Repository files navigation

General overview

MMAction2 is an open-source toolbox for video understanding based on PyTorch. It is a part of the OpenMMLab project. In this repo we provide a working Dockerfile, and python scripts to process videos for action recognition using the the Action Recognition Models, and the Spatio Temporal Action Detection Models. We have performed experiments on 2 datasets- PoseML (RGB videos of drivers) and SHRP2 (Low-quality videos of drivers)

The files required to test an mmaction2 model are : checkpoint(s) (.pth), config_file (.py) and classes_file(.txt).

For details about the method and quantitative results please check the MMAction2 documentation at https://mmaction2.readthedocs.io/en/latest/

How to test

Use pre-built docker image

Sign in to the Container registry service at ghcr.io

docker pull ghcr.io/akashsonth/action-recognition:latest

docker run -it --rm --runtime=nvidia -v {{dataPath}}:/data action-recognition /bin/bash

Build from scratch

NOTE: this has been tested on a Ubuntu 18.04.6 machine, with a Tesla V100-SXM2-16GB GPU, with docker, nvidia-docker installed, and all relevant drivers.

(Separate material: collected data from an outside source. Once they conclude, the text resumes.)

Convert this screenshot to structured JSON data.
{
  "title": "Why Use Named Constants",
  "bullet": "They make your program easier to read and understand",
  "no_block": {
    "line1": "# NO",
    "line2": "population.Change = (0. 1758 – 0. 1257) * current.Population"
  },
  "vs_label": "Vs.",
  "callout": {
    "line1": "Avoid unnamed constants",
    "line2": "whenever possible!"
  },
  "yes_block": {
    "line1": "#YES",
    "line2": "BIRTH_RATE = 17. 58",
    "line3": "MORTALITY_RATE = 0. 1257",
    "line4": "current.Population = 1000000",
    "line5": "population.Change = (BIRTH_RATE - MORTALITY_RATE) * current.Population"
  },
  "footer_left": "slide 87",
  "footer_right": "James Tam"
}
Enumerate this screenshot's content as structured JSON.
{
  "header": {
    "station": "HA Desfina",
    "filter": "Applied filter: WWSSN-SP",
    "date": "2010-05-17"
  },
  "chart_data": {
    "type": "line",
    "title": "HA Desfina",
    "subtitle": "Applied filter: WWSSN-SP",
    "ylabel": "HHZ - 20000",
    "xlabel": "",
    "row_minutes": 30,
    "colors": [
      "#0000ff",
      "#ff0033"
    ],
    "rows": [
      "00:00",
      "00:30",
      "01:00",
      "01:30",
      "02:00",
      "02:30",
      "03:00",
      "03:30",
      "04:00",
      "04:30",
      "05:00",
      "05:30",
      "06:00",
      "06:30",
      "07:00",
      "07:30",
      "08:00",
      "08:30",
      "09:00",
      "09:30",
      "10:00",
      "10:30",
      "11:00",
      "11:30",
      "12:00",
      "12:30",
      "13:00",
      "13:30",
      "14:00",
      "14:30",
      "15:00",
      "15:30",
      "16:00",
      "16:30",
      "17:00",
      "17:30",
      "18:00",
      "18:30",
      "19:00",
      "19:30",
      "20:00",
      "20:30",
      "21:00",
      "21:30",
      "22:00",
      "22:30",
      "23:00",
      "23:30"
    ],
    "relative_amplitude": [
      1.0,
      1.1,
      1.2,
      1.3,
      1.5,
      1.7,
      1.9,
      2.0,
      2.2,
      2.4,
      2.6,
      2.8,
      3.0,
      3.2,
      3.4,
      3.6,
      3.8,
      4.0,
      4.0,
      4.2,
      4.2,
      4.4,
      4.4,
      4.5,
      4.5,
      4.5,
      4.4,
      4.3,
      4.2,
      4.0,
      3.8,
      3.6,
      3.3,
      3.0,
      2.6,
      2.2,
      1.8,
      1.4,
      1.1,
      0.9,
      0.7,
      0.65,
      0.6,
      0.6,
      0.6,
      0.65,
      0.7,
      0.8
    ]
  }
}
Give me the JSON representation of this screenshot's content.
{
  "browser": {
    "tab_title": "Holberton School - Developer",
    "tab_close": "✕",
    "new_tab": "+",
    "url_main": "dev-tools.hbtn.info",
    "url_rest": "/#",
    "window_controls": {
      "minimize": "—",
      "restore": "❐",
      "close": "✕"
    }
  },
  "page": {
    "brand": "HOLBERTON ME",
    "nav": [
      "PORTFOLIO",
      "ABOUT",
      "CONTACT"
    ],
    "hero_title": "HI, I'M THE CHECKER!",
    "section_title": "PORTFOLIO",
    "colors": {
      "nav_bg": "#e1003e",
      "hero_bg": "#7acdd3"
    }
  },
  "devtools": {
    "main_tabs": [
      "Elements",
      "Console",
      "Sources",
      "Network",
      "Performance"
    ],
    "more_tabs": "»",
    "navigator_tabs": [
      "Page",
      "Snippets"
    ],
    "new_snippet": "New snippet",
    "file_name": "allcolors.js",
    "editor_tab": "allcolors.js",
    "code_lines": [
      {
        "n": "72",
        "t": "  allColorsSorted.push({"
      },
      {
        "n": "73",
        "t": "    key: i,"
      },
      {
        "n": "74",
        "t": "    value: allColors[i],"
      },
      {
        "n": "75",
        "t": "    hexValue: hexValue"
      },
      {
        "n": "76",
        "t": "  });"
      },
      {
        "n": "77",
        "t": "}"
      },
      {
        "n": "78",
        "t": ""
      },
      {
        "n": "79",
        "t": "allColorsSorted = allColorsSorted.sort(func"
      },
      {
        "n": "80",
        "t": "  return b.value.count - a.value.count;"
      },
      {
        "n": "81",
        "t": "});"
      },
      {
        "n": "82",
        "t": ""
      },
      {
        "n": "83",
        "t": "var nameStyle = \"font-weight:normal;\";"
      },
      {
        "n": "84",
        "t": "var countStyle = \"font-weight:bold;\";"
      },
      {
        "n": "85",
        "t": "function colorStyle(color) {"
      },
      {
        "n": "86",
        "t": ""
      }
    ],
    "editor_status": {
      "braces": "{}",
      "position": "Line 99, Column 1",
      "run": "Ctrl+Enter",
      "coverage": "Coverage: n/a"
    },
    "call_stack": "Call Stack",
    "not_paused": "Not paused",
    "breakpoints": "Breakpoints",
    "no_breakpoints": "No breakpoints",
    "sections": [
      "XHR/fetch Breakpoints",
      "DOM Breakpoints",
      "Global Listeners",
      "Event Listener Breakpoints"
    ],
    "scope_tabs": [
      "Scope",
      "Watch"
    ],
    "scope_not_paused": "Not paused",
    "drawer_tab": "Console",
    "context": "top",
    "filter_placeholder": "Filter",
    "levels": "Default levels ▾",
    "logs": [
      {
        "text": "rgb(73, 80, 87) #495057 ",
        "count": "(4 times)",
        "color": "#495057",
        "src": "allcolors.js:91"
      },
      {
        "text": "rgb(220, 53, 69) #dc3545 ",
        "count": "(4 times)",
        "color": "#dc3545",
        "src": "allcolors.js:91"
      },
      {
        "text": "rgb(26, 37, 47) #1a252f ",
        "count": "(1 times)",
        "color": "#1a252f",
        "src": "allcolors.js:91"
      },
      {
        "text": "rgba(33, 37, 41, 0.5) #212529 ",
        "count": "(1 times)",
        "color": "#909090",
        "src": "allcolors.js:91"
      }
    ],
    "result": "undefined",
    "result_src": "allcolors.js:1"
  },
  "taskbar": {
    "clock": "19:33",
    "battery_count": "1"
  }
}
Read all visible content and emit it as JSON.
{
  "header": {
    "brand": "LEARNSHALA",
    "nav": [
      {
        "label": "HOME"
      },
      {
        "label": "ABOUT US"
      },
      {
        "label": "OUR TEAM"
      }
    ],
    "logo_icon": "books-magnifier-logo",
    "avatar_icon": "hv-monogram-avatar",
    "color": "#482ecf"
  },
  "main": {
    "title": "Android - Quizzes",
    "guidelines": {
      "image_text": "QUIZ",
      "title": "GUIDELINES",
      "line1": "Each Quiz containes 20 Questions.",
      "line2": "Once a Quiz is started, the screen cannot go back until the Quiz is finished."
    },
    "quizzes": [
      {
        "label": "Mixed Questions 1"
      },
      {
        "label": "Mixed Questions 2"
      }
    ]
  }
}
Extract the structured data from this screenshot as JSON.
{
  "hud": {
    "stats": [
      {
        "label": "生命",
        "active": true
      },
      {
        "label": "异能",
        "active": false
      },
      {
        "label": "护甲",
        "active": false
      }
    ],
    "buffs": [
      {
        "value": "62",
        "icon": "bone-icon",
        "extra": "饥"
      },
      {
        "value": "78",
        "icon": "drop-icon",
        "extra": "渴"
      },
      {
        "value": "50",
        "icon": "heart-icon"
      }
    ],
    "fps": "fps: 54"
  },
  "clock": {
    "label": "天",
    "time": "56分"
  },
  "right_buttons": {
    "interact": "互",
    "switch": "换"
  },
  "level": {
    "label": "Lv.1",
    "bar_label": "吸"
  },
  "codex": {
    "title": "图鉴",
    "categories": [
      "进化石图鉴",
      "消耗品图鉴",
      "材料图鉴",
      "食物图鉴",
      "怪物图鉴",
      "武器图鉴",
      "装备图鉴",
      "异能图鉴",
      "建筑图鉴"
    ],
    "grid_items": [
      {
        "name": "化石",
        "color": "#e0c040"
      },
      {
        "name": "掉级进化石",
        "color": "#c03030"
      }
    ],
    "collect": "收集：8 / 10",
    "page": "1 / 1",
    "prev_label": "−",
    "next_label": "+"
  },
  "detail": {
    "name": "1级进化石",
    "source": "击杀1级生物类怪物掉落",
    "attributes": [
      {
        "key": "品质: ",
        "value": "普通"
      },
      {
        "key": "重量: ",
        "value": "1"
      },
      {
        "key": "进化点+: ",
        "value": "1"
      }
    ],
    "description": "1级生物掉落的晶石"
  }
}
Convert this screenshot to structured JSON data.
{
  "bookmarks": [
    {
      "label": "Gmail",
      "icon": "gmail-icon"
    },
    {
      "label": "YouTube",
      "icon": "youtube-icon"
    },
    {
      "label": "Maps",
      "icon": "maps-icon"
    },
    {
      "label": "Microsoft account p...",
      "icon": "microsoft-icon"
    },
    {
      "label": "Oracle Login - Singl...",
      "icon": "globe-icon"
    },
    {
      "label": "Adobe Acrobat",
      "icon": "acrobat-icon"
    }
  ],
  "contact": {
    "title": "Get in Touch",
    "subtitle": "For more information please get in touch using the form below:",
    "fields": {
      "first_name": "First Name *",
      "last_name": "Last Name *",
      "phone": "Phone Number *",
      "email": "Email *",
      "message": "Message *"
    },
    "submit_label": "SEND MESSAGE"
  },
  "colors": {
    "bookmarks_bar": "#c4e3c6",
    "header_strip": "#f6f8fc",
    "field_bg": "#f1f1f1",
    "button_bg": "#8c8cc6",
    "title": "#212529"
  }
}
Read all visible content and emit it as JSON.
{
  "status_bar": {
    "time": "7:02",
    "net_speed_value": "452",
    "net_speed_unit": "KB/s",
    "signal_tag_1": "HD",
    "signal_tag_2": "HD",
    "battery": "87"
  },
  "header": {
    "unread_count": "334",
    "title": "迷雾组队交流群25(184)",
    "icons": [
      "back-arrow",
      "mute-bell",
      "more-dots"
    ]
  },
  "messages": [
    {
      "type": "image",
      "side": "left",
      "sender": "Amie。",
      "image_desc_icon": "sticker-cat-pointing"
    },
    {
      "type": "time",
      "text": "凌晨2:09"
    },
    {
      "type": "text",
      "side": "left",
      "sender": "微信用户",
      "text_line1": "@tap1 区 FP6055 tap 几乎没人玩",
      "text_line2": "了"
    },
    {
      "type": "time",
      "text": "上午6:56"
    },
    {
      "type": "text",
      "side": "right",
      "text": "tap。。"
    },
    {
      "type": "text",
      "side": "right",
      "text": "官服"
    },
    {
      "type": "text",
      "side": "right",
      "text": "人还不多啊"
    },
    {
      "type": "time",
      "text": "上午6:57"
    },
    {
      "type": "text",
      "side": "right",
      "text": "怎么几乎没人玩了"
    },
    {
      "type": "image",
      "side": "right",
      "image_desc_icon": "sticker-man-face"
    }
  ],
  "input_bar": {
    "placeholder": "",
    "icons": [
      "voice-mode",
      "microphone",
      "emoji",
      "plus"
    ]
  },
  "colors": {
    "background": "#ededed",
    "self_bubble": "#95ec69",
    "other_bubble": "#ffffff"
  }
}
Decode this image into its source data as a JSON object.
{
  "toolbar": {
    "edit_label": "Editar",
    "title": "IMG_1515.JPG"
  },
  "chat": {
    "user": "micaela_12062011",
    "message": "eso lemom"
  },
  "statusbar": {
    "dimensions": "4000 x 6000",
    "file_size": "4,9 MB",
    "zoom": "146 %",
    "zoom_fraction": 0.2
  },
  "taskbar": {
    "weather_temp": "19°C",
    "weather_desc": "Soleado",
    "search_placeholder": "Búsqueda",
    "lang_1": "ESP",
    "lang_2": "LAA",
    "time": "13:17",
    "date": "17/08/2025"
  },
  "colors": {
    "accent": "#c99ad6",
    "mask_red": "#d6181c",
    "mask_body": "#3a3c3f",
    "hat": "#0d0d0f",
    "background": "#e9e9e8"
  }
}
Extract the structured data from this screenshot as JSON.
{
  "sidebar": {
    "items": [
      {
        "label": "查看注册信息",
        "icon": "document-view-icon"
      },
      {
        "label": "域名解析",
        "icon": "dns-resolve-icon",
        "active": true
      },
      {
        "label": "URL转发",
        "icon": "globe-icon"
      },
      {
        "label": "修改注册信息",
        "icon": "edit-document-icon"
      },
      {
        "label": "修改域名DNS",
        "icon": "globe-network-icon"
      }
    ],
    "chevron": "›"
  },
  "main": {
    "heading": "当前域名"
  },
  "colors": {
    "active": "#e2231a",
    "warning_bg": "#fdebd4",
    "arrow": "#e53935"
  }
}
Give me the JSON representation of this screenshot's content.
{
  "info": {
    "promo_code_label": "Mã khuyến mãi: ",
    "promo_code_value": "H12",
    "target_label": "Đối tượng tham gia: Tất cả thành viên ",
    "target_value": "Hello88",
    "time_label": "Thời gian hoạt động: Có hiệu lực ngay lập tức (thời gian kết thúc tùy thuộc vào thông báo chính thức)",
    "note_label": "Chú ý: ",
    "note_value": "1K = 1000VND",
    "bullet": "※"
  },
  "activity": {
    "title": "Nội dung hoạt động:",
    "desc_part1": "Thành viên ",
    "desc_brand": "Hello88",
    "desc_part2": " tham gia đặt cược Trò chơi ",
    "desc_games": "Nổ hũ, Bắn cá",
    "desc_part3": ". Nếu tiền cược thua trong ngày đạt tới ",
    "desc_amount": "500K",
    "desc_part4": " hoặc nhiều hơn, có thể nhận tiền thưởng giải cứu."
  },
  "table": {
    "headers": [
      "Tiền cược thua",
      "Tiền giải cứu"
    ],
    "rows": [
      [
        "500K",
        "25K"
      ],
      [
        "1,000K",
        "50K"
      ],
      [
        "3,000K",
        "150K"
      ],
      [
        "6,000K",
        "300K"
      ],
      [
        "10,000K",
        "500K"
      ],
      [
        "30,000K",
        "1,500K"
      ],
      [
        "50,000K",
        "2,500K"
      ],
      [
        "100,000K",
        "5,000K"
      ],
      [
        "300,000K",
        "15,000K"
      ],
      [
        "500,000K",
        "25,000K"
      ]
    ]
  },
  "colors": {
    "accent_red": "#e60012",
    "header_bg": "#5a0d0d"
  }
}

We use in Dockerfile nvidia/cuda:11.3.0-cudnn8-devel-ubuntu20.04 as base image and recommend using the same.

git clone https://github.com/VTTI/driver-secondary-action-recognition.git

cd driver-secondary-action-recognition

In the file poseml_long_video.yaml, replace the value of the parameters- configFile, checkpoint, and label with the required model parameters. We provide 3 trained models, and have provided instructions for them below. You can also make use of the different options from https://mmaction2.readthedocs.io/en/latest/recognition_models.html

Create a checkpoints folder and download the chosen model checkpoint (options and instructions provided below) into this location.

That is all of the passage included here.